La telefonata del Comandante generale dell’Arma
Il Comandante Generale dell’Arma dei carabinieri, Salvatore Luongo, ha telefonato al militare dell’Arma ferito nelle scorse ore a Scordia, in provincia di Catania. Luongo, si legge in una nota, “ha telefonato personalmente il militare ferito per sincerarsi delle sue condizioni di salute e per augurargli una pronta guarigione”. Il militare ha ricevuto anche la visita, presso l’ospedale di Militello in Val di Catania dove è ricoverato, del Comandante della Legione Carabinieri ‘Sicilia’, Generale di Divisione Ubaldo Del Monaco e del Comandante Provinciale di Catania, Generale di Brigata Salvatore Altavilla.
Gli eroi del quotidiano
In un contesto nel quale le forze dell’ordine vivono un momento molto difficile, con il rischio che venga delegittimata la loro funzione, ciò che è accaduto nel catanese dimostra l’importanza di eroi del quotidiano, che sono un punto di riferimento imprescindibile per le nostre comunità.

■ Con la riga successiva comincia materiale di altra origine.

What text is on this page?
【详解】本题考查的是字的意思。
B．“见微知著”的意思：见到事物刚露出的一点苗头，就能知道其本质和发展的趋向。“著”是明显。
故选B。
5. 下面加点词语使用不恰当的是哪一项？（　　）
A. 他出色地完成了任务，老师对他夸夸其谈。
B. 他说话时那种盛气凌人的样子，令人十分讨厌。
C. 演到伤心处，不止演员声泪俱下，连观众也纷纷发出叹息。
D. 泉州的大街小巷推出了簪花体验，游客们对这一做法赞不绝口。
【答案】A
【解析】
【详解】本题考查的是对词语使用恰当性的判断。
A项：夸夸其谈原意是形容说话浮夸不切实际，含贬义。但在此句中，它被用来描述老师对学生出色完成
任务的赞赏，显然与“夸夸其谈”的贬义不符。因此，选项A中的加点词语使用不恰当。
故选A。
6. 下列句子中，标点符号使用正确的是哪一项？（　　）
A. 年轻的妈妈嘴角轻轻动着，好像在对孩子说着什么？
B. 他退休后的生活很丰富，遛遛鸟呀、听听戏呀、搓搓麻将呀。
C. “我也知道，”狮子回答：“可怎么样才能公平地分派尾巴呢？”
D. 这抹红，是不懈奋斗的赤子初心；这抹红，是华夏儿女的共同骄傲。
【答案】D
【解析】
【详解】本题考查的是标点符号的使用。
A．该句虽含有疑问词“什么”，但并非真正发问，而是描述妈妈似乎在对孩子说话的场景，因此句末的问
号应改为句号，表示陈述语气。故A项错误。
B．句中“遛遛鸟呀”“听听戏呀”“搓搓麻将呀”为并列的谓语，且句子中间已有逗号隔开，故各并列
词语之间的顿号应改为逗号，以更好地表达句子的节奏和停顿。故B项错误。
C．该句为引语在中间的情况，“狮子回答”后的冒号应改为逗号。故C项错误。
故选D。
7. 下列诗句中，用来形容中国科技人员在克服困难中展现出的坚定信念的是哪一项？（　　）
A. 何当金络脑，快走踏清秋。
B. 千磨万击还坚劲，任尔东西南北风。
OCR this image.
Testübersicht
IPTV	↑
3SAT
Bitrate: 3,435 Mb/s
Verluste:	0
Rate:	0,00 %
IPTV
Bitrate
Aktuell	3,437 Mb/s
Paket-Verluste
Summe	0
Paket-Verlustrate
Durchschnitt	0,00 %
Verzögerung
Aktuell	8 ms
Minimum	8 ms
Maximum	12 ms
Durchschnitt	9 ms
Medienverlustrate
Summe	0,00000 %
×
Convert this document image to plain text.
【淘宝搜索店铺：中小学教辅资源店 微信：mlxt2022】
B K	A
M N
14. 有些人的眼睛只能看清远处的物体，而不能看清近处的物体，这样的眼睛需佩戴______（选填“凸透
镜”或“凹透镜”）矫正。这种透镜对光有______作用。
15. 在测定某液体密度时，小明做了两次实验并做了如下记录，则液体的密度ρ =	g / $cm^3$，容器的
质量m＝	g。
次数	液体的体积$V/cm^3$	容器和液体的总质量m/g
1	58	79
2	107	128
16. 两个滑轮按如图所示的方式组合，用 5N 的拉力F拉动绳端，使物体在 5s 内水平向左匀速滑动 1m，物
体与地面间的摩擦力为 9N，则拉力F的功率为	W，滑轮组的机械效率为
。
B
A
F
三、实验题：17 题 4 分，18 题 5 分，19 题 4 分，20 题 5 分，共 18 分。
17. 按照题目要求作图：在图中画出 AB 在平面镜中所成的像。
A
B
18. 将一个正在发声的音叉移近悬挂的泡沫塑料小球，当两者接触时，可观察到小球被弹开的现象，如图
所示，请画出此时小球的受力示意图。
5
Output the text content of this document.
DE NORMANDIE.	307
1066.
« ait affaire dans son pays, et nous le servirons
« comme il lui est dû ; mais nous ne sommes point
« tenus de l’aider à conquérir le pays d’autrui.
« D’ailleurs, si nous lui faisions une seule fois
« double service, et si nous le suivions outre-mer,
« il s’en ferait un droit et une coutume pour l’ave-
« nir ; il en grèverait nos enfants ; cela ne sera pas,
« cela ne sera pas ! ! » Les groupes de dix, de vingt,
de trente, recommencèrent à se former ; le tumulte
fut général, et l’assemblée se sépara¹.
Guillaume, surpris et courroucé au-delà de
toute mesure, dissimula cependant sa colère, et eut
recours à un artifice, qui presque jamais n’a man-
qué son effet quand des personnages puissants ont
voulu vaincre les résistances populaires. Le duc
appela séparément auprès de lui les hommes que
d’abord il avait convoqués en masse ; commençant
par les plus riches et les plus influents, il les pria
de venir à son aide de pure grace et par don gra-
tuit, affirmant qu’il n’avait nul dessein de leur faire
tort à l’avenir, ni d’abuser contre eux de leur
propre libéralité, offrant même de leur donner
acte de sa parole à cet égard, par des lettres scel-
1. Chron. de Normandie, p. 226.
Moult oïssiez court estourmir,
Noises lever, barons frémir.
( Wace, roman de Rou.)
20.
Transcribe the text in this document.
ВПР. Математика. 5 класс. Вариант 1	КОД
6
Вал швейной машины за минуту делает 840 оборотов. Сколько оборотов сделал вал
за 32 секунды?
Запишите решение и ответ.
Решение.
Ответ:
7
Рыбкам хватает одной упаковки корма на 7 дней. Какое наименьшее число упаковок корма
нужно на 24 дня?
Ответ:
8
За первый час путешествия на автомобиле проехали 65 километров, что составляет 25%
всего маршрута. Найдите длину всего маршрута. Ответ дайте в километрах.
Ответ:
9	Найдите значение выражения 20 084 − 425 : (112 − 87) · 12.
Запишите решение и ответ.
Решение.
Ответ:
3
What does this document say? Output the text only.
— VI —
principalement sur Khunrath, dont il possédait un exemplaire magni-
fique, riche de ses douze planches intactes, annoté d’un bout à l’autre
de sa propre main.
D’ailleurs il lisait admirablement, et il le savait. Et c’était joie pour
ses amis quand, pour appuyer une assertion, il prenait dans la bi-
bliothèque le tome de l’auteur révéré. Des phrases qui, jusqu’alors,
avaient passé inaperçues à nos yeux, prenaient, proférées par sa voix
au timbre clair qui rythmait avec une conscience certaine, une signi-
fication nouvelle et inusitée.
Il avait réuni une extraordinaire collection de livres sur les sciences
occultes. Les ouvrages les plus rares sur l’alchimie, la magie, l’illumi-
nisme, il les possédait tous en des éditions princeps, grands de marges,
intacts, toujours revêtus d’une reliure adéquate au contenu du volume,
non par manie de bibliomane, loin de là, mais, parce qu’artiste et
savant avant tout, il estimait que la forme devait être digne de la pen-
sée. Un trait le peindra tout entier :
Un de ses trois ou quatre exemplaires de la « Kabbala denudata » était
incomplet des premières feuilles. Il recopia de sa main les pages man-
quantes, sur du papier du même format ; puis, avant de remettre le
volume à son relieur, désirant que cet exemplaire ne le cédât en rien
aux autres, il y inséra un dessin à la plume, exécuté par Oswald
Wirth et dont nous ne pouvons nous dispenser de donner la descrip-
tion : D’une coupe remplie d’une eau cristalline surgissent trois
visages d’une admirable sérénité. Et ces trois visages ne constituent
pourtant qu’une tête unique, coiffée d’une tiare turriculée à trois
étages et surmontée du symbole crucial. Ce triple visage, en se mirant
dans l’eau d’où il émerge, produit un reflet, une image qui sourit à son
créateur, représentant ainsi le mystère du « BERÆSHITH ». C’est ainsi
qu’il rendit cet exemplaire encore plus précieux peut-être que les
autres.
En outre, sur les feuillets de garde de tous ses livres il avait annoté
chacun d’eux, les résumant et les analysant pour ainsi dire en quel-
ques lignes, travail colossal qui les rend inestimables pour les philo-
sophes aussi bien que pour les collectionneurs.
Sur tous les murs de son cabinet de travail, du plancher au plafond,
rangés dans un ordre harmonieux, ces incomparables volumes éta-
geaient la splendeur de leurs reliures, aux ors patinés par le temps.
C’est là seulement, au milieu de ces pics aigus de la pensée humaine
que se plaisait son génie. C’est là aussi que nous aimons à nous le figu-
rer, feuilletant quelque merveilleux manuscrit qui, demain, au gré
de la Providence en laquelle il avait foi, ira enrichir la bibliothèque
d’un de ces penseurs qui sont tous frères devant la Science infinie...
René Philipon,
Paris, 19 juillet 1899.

Non solo per le attività repressive che si rendono necessarie dinanzi al crimine, ma anche e soprattutto per la funzione preventiva che poliziotti e carabinieri svolgono, presidiando territori che, non solo nel Sud, sono a forte rischio di sovranità democratica per la presenza delle organizzazioni criminali.
Non a caso, le forze dell’ordine godono della stima della netta maggioranza degli italiani. Qualcosa che dovrebbe insegnare un minimo di equilibrio a chi riveste ruoli istituzionali e si diverte a soffiare sul fuoco della protesta, com’è accaduto purtroppo, e non solo, di recente a Bologna.